Analyse von T-Zellfunktionen

3.10.1 Adhäsion

Um die Adhäsion von CD4⁺T-Zellen an LSEC zu untersuchen, wurden Adhäsionsassays durchgeführt. LSEC (5x10⁶/ml cDMEM) wurden über Nacht in An- oder Abwesenheit des OVA323-339-Peptids (5 µg/ml) bei 37°C und 5 % CO2 kultiviert.

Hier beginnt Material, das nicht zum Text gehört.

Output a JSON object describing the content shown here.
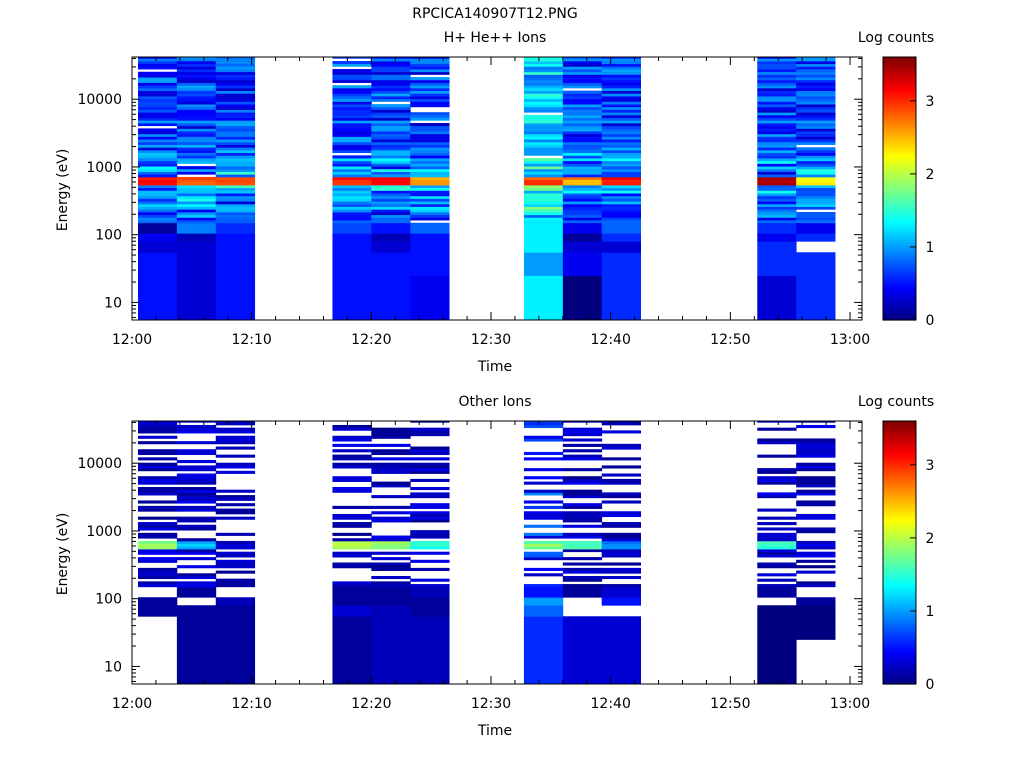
{
  "figure_title": "RPCICA140907T12.PNG",
  "colormap": [
    "#00007f",
    "#0000ff",
    "#007fff",
    "#00ffff",
    "#7fff7f",
    "#ffff00",
    "#ff7f00",
    "#ff0000",
    "#7f0000"
  ],
  "chart_data": [
    {
      "type": "heatmap",
      "title": "H+ He++ Ions",
      "colorbar_label": "Log counts",
      "colorbar_range": [
        0,
        3.6
      ],
      "colorbar_ticks": [
        0,
        1,
        2,
        3
      ],
      "xlabel": "Time",
      "ylabel": "Energy (eV)",
      "y_scale": "log",
      "xlim": [
        "12:00",
        "13:01"
      ],
      "ylim": [
        5.5,
        42000
      ],
      "x_ticks": [
        "12:00",
        "12:10",
        "12:20",
        "12:30",
        "12:40",
        "12:50",
        "13:00"
      ],
      "y_ticks": [
        10,
        100,
        1000,
        10000
      ],
      "y_tick_labels": [
        "10",
        "100",
        "1000",
        "10000"
      ],
      "time_bins": [
        {
          "start": "12:00:30",
          "end": "12:03:45"
        },
        {
          "start": "12:03:45",
          "end": "12:07:00"
        },
        {
          "start": "12:07:00",
          "end": "12:10:15"
        },
        {
          "start": "12:16:45",
          "end": "12:20:00"
        },
        {
          "start": "12:20:00",
          "end": "12:23:15"
        },
        {
          "start": "12:23:15",
          "end": "12:26:30"
        },
        {
          "start": "12:32:45",
          "end": "12:36:00"
        },
        {
          "start": "12:36:00",
          "end": "12:39:15"
        },
        {
          "start": "12:39:15",
          "end": "12:42:30"
        },
        {
          "start": "12:52:15",
          "end": "12:55:30"
        },
        {
          "start": "12:55:30",
          "end": "12:58:45"
        }
      ],
      "features": {
        "peak_band_eV": [
          520,
          700
        ],
        "peak_log_counts": [
          3.2,
          2.8,
          2.8,
          3.1,
          3.2,
          2.6,
          2.9,
          2.6,
          3.1,
          3.4,
          2.2
        ]
      },
      "low_energy_log_counts": [
        [
          0.5,
          0.5,
          0.3,
          0.4,
          0.1
        ],
        [
          0.3,
          0.3,
          0.3,
          0.2,
          0.9
        ],
        [
          0.5,
          0.5,
          0.5,
          0.5,
          0.6
        ],
        [
          0.5,
          0.5,
          0.5,
          0.5,
          0.7
        ],
        [
          0.5,
          0.5,
          0.3,
          0.2,
          0.5
        ],
        [
          0.4,
          0.5,
          0.5,
          0.5,
          0.8
        ],
        [
          1.3,
          1.0,
          1.3,
          1.3,
          1.3
        ],
        [
          0.0,
          0.4,
          0.3,
          0.1,
          0.4
        ],
        [
          0.6,
          0.6,
          0.3,
          0.6,
          0.8
        ],
        [
          0.3,
          0.6,
          0.6,
          0.4,
          0.6
        ],
        [
          0.6,
          0.6,
          null,
          0.6,
          0.4
        ]
      ]
    },
    {
      "type": "heatmap",
      "title": "Other Ions",
      "colorbar_label": "Log counts",
      "colorbar_range": [
        0,
        3.6
      ],
      "colorbar_ticks": [
        0,
        1,
        2,
        3
      ],
      "xlabel": "Time",
      "ylabel": "Energy (eV)",
      "y_scale": "log",
      "xlim": [
        "12:00",
        "13:01"
      ],
      "ylim": [
        5.5,
        42000
      ],
      "x_ticks": [
        "12:00",
        "12:10",
        "12:20",
        "12:30",
        "12:40",
        "12:50",
        "13:00"
      ],
      "y_ticks": [
        10,
        100,
        1000,
        10000
      ],
      "y_tick_labels": [
        "10",
        "100",
        "1000",
        "10000"
      ],
      "time_bins": [
        {
          "start": "12:00:30",
          "end": "12:03:45"
        },
        {
          "start": "12:03:45",
          "end": "12:07:00"
        },
        {
          "start": "12:07:00",
          "end": "12:10:15"
        },
        {
          "start": "12:16:45",
          "end": "12:20:00"
        },
        {
          "start": "12:20:00",
          "end": "12:23:15"
        },
        {
          "start": "12:23:15",
          "end": "12:26:30"
        },
        {
          "start": "12:32:45",
          "end": "12:36:00"
        },
        {
          "start": "12:36:00",
          "end": "12:39:15"
        },
        {
          "start": "12:39:15",
          "end": "12:42:30"
        },
        {
          "start": "12:52:15",
          "end": "12:55:30"
        },
        {
          "start": "12:55:30",
          "end": "12:58:45"
        }
      ],
      "features": {
        "peak_band_eV": [
          520,
          700
        ],
        "peak_log_counts": [
          1.8,
          1.1,
          0.2,
          1.9,
          1.8,
          1.5,
          1.8,
          1.6,
          1.0,
          1.6,
          0.3
        ]
      },
      "low_energy_log_counts": [
        [
          null,
          null,
          0.1,
          0.1,
          null
        ],
        [
          0.1,
          0.1,
          0.1,
          null,
          0.1
        ],
        [
          0.1,
          0.1,
          0.1,
          0.2,
          null
        ],
        [
          0.1,
          0.1,
          0.3,
          0.1,
          0.1
        ],
        [
          0.2,
          0.2,
          0.2,
          0.1,
          0.1
        ],
        [
          0.2,
          0.2,
          0.1,
          0.1,
          0.2
        ],
        [
          0.6,
          0.6,
          0.8,
          1.0,
          0.5
        ],
        [
          0.3,
          0.3,
          null,
          null,
          0.1
        ],
        [
          0.3,
          0.3,
          null,
          0.5,
          0.3
        ],
        [
          0.0,
          0.0,
          0.0,
          null,
          0.1
        ],
        [
          null,
          0.0,
          0.0,
          0.1,
          null
        ]
      ]
    }
  ]
}
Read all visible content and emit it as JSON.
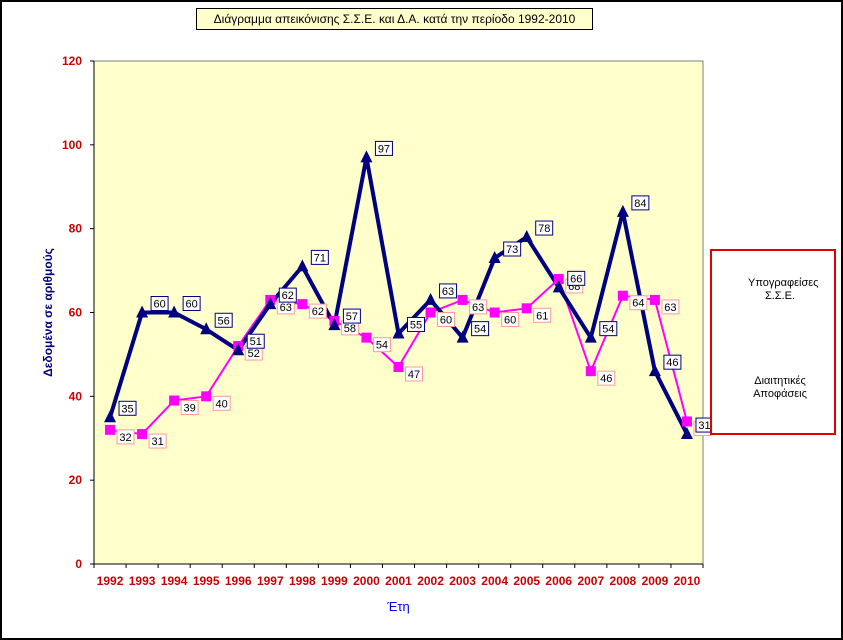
{
  "chart_data": {
    "type": "line",
    "title": "Διάγραμμα απεικόνισης Σ.Σ.Ε. και Δ.Α.  κατά την περίοδο 1992-2010",
    "xlabel": "Έτη",
    "ylabel": "Δεδομένα σε αριθμούς",
    "categories": [
      "1992",
      "1993",
      "1994",
      "1995",
      "1996",
      "1997",
      "1998",
      "1999",
      "2000",
      "2001",
      "2002",
      "2003",
      "2004",
      "2005",
      "2006",
      "2007",
      "2008",
      "2009",
      "2010"
    ],
    "ylim": [
      0,
      120
    ],
    "yticks": [
      "0",
      "20",
      "40",
      "60",
      "80",
      "100",
      "120"
    ],
    "grid": false,
    "legend_position": "right",
    "series": [
      {
        "name": "Υπογραφείσες Σ.Σ.Ε.",
        "color": "#000080",
        "marker": "triangle",
        "values": [
          35,
          60,
          60,
          56,
          51,
          62,
          71,
          57,
          97,
          55,
          63,
          54,
          73,
          78,
          66,
          54,
          84,
          46,
          31
        ]
      },
      {
        "name": "Διαιτητικές Αποφάσεις",
        "color": "#ff00ff",
        "marker": "square",
        "values": [
          32,
          31,
          39,
          40,
          52,
          63,
          62,
          58,
          54,
          47,
          60,
          63,
          60,
          61,
          68,
          46,
          64,
          63,
          34
        ]
      }
    ],
    "colors": {
      "plot_background": "#ffffcc",
      "axis_label": "#cc0000",
      "ylabel": "#000080",
      "xlabel": "#0000ff"
    }
  }
}
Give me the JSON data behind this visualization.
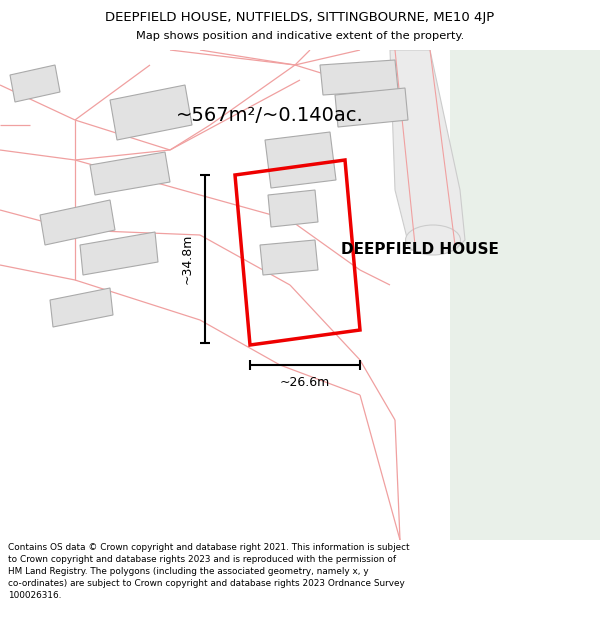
{
  "title": "DEEPFIELD HOUSE, NUTFIELDS, SITTINGBOURNE, ME10 4JP",
  "subtitle": "Map shows position and indicative extent of the property.",
  "footer": "Contains OS data © Crown copyright and database right 2021. This information is subject\nto Crown copyright and database rights 2023 and is reproduced with the permission of\nHM Land Registry. The polygons (including the associated geometry, namely x, y\nco-ordinates) are subject to Crown copyright and database rights 2023 Ordnance Survey\n100026316.",
  "area_label": "~567m²/~0.140ac.",
  "property_label": "DEEPFIELD HOUSE",
  "dim_height": "~34.8m",
  "dim_width": "~26.6m",
  "bg_map_color": "#faf5f5",
  "bg_right_color": "#e9f0e9",
  "building_fill": "#e2e2e2",
  "building_edge": "#aaaaaa",
  "property_boundary_color": "#ee0000",
  "pink_line_color": "#f0a0a0",
  "road_fill": "#f0f0f0",
  "road_edge": "#cccccc",
  "figsize": [
    6.0,
    6.25
  ],
  "dpi": 100,
  "title_fontsize": 9.5,
  "subtitle_fontsize": 8.2,
  "footer_fontsize": 6.4,
  "area_fontsize": 14,
  "label_fontsize": 11,
  "dim_fontsize": 9
}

Ein Teil der LSEC wurde durch Zugabe von TNFα (10 ng/ml) und IFNγ (20 ng/ml) aktiviert. Am nächsten Tag wurden alle nicht-adhärenten Zellen sorgfältig weggewaschen und am Mikroskop überprüft, ob die LSEC einen Monolayer gebildet hatten. OVA-TCR-transgene und WT-CD4⁺T-Zellen wurden isoliert und mit Calcein AM (5 µg/ml) in einer Zelldichte von 1x10⁷/ml cRPMI ohne FCS für 1 h bei 37°C und 5% CO2 inkubiert. Anschließend wurden die Zellen zweimal mit cRPMI gewaschen und für 2 h bei 37°C und 5% CO2 inkubiert. Dann wurden die toten Zellen

entfernt und jeweils 1x10⁶ Calcein-markierte CD4⁺ T-Zellen auf die LSEC gegeben und für 1 h in cRPMI bei 37°C und 5% CO₂ inkubiert. Danach wurden 2/3 des Mediums abgenommen und die Zellen zweimal für 10 min in 30 %iger Nycodenzlösung bei 37°C und 5% CO2 inkubiert. Dadurch lösten sich die nicht an das Endothel adhärierten Zellen vom Plattenboden und konnten mit dem Nycodenz entfernt werden. Es wurde, ohne den Plattenboden zu berühren, jeweils 2/3 des Mediums abgenommen. Nach zweimaligem Waschen der Platten mit PBS/BSA wurde die Fluoreszenzintensität von Calcein mit einem Spectrofluorometer gemessen Die detektierte Fluoreszenzintensität wurde ins Verhältnis zur Fluoreszenzintensität der Ausgangszellzahl gesetzt und als

% adhärierter CD4⁺ T-Zellen vom Input angegeben.

3.10.2 Transmigration

Kultivierung von LSEC auf Transwell^®-Filtereinsätzen

Mittels Transmigrationsassays wurde die antigen- und chemokinabhängige transendotheliale Migration von CD4⁺T-Zellen durch einen LSEC-Monolayer untersucht. Dazu wurde das Transwell^®-System, bestehend aus 24-Well-Platten mit Transwell^®-Einsätzen, deren Boden aus einer Polycarbonatmembran mit 5 µm Porendurchmesser besteht, verwendet.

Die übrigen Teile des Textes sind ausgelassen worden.